Since the original tree discovered on the family farm in 1801 Dundas County, Ontario, gave McIntosh its name, no apple has had a greater influence on the world’s apple-eating habits.
It took awhile. The first McIntosh trees did not arrive in the United States until 1868, in Vermont. Its popularity grew slowly but steadily until the winter of 1934-35, when New England’s dominant variety at the time, Baldwin, was devastated by severe cold. Rather than replant Baldwins, the region’s apple growers opted for the hardier, more reliable McIntosh, and it has been New England’s most popular apple ever since.
But that is only part of the story. McIntosh’s influence is found as a parent to other apples. Even at the time of its ascension, McIntosh had already given birth to mid-season varieties Cortland (an 1898 cross with Ben Davis) and Macoun (a 1909 cross of McIntosh with Jersey Black).
The main reason is flavor. McIntosh’s distinctive sweet-tart taste is synonymous with apple flavor, lending an irresistible tang to almost any apple. Empire, a 1945 cross of McIntosh with Red Delicious, is a perfect example. The Mac lends complex flavor and juiciness to Red Delicious’s bland sweetness, resulting in an outstanding variety.

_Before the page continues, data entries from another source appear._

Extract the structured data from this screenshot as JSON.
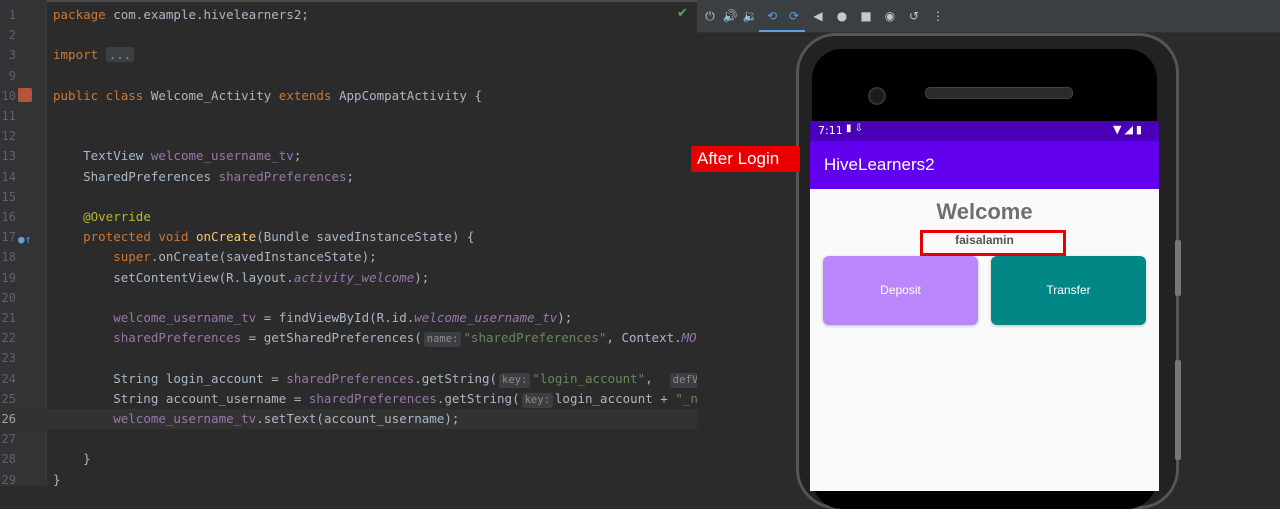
{
  "editor": {
    "lines": [
      {
        "n": "1",
        "html": "<span class='kw'>package</span> com.example.hivelearners2;"
      },
      {
        "n": "2",
        "html": ""
      },
      {
        "n": "3",
        "html": "<span class='kw'>import</span> <span class='fold'>...</span>"
      },
      {
        "n": "9",
        "html": ""
      },
      {
        "n": "10",
        "html": "<span class='kw'>public class</span> Welcome_Activity <span class='kw'>extends</span> AppCompatActivity {"
      },
      {
        "n": "11",
        "html": ""
      },
      {
        "n": "12",
        "html": ""
      },
      {
        "n": "13",
        "html": "    TextView <span class='fld'>welcome_username_tv</span>;"
      },
      {
        "n": "14",
        "html": "    SharedPreferences <span class='fld'>sharedPreferences</span>;"
      },
      {
        "n": "15",
        "html": ""
      },
      {
        "n": "16",
        "html": "    <span class='ann'>@Override</span>"
      },
      {
        "n": "17",
        "html": "    <span class='kw'>protected void</span> <span class='mth'>onCreate</span>(Bundle savedInstanceState) {"
      },
      {
        "n": "18",
        "html": "        <span class='kw'>super</span>.onCreate(savedInstanceState);"
      },
      {
        "n": "19",
        "html": "        setContentView(R.layout.<span class='fld ital'>activity_welcome</span>);"
      },
      {
        "n": "20",
        "html": ""
      },
      {
        "n": "21",
        "html": "        <span class='fld'>welcome_username_tv</span> = findViewById(R.id.<span class='fld ital'>welcome_username_tv</span>);"
      },
      {
        "n": "22",
        "html": "        <span class='fld'>sharedPreferences</span> = getSharedPreferences(<span class='hint'>name:</span><span class='str'>\"sharedPreferences\"</span>, Context.<span class='fld ital'>MODE_PRIVATE</span>);"
      },
      {
        "n": "23",
        "html": ""
      },
      {
        "n": "24",
        "html": "        String login_account = <span class='fld'>sharedPreferences</span>.getString(<span class='hint'>key:</span><span class='str'>\"login_account\"</span>,  <span class='hint'>defValue:</span>"
      },
      {
        "n": "25",
        "html": "        String account_username = <span class='fld'>sharedPreferences</span>.getString(<span class='hint'>key:</span>login_account + <span class='str'>\"_name\"</span>"
      },
      {
        "n": "26",
        "html": "        <span class='fld'>welcome_username_tv</span>.setText(account_username);"
      },
      {
        "n": "27",
        "html": ""
      },
      {
        "n": "28",
        "html": "    }"
      },
      {
        "n": "29",
        "html": "}"
      }
    ]
  },
  "annotation": {
    "label": "After Login"
  },
  "phone": {
    "status_time": "7:11",
    "app_title": "HiveLearners2",
    "welcome_text": "Welcome",
    "username": "faisalamin",
    "deposit_label": "Deposit",
    "transfer_label": "Transfer"
  },
  "toolbar": {
    "icons": [
      "power-icon",
      "volume-up-icon",
      "volume-down-icon",
      "rotate-left-icon",
      "rotate-right-icon",
      "back-icon",
      "home-icon",
      "overview-icon",
      "screenshot-icon",
      "snapshot-icon",
      "more-icon"
    ]
  },
  "colors": {
    "appbar": "#6200ee",
    "deposit": "#bb86fc",
    "transfer": "#018786",
    "highlight": "#e60000"
  }
}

At many New England orchards, this weekend marks the beginning of the real thing: McIntosh in its purest form. When you bite into that juicy, aromatic, sweet-tart flesh, know that you are experiencing the same thrill that John McIntosh felt on his farm in Canada when tasting the first McIntosh more than 200 years ago.

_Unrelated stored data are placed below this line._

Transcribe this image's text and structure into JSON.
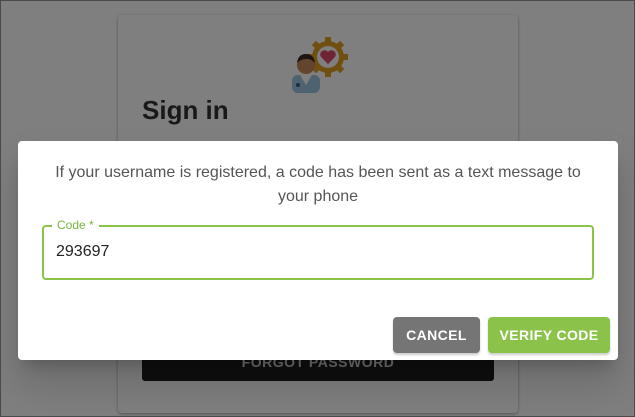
{
  "card": {
    "title": "Sign in",
    "forgot_label": "FORGOT PASSWORD",
    "logo_icon": "doctor-gear-heart-icon"
  },
  "dialog": {
    "message": "If your username is registered, a code has been sent as a text message to your phone",
    "code_field": {
      "label": "Code *",
      "value": "293697"
    },
    "cancel_label": "CANCEL",
    "verify_label": "VERIFY CODE"
  },
  "colors": {
    "accent": "#8bc34a",
    "cancel": "#757575"
  }
}
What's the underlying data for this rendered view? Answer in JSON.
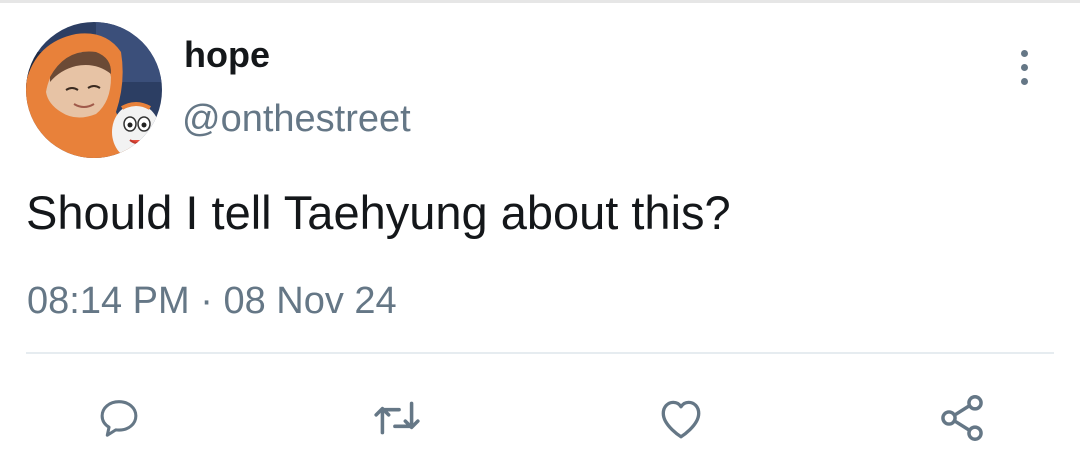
{
  "tweet": {
    "display_name": "hope",
    "handle": "@onthestreet",
    "text": "Should I tell Taehyung about this?",
    "time": "08:14 PM",
    "separator": "·",
    "date": "08 Nov 24"
  },
  "icons": {
    "more": "more-vertical-icon",
    "reply": "reply-icon",
    "retweet": "retweet-icon",
    "like": "heart-icon",
    "share": "share-icon"
  },
  "colors": {
    "text_primary": "#14171a",
    "text_secondary": "#657786",
    "divider": "#e6ecf0",
    "avatar_hood": "#e8813a"
  }
}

As always, consult our Orchard Finder to learn more about our finest orchards, and call ahead to see what’s picking.
Here’s a delicious pairing of McIntosh apples and Cheddar cheese. If the Macs aren’t ready, early season apples like Ginger Gold will do.
Apple McIntosh and Cheese
APPLES AND CHEDDAR are no strangers to one another. Cheddar cheese with apple pie is a New England tradition. A piece of sharp, savory cheese paired with a slice of fresh, sweet apple, or broiled on a piece of sourdough bread with onion and mustard is a gustatory pleasure.
McIntosh is the obvious choice for the apple in this recipe, not just for the play on words but because it has the right sweet-tart flavor to contrast with the cheese’s savory sharpness. The pieces of McIntosh provide a creamy texture distinct from both sauce and pasta. A denser apple like Cortland requires more baking time to cook completely.
Whole wheat pasta packs a more nutritional punch than the traditional processed kind, and it is more substantial, so a smaller portion suffices. I appreciate whole wheat pasta’s rich, nutty flavor, too, although when covered in cheese sauce it is indistinguishable from the plain white stuff.
For breadcrumbs we cubed 8 slices of a hearty oatmeal bread and sautéed it in a stick of butter until browned. It made a spectacular topping.
1 12-oz. box rotini or other whole grain pasta
2 New England McIntosh apples, cored and diced (3-4 c)
3 T butter
6 cloves garlic, finely chopped
3 T flour
2½ c milk
1 bay leaf
3 c sharp cheddar cheese, grated
1 T dry sherry
salt and pepper to taste
2-3 c breadcrumbs, sautéed in one stick melted butter
Preheat oven to 350°F. Butter a 3-quart casserole.
Boil pasta in a large saucepan according to directions. Drain and return pasta to saucepan. Add diced apples.
Meanwhile, melt butter in medium saucepan. Add garlic and cook 3 minutes or until tender. Stir in flour; cook 1 minute.
Add milk, bringing to a gentle simmer and whisking constantly. Add bay leaf. Reduce heat to low and cook sauce for 10 more minutes, stirring often.
Discard bay leaf. Add 2½ cups cheese and the sherry, and cook until cheese is melted. Remove from heat; season to taste with salt and pepper.
Pour cheese sauce into pasta-apple mixture, and transfer mixture to prepared casserole. Sprinkle with remaining ½ cup cheese and top with sautéed breadcrumbs.
Bake, uncovered, 30 minutes until golden brown. Let stand 5 minutes before serving.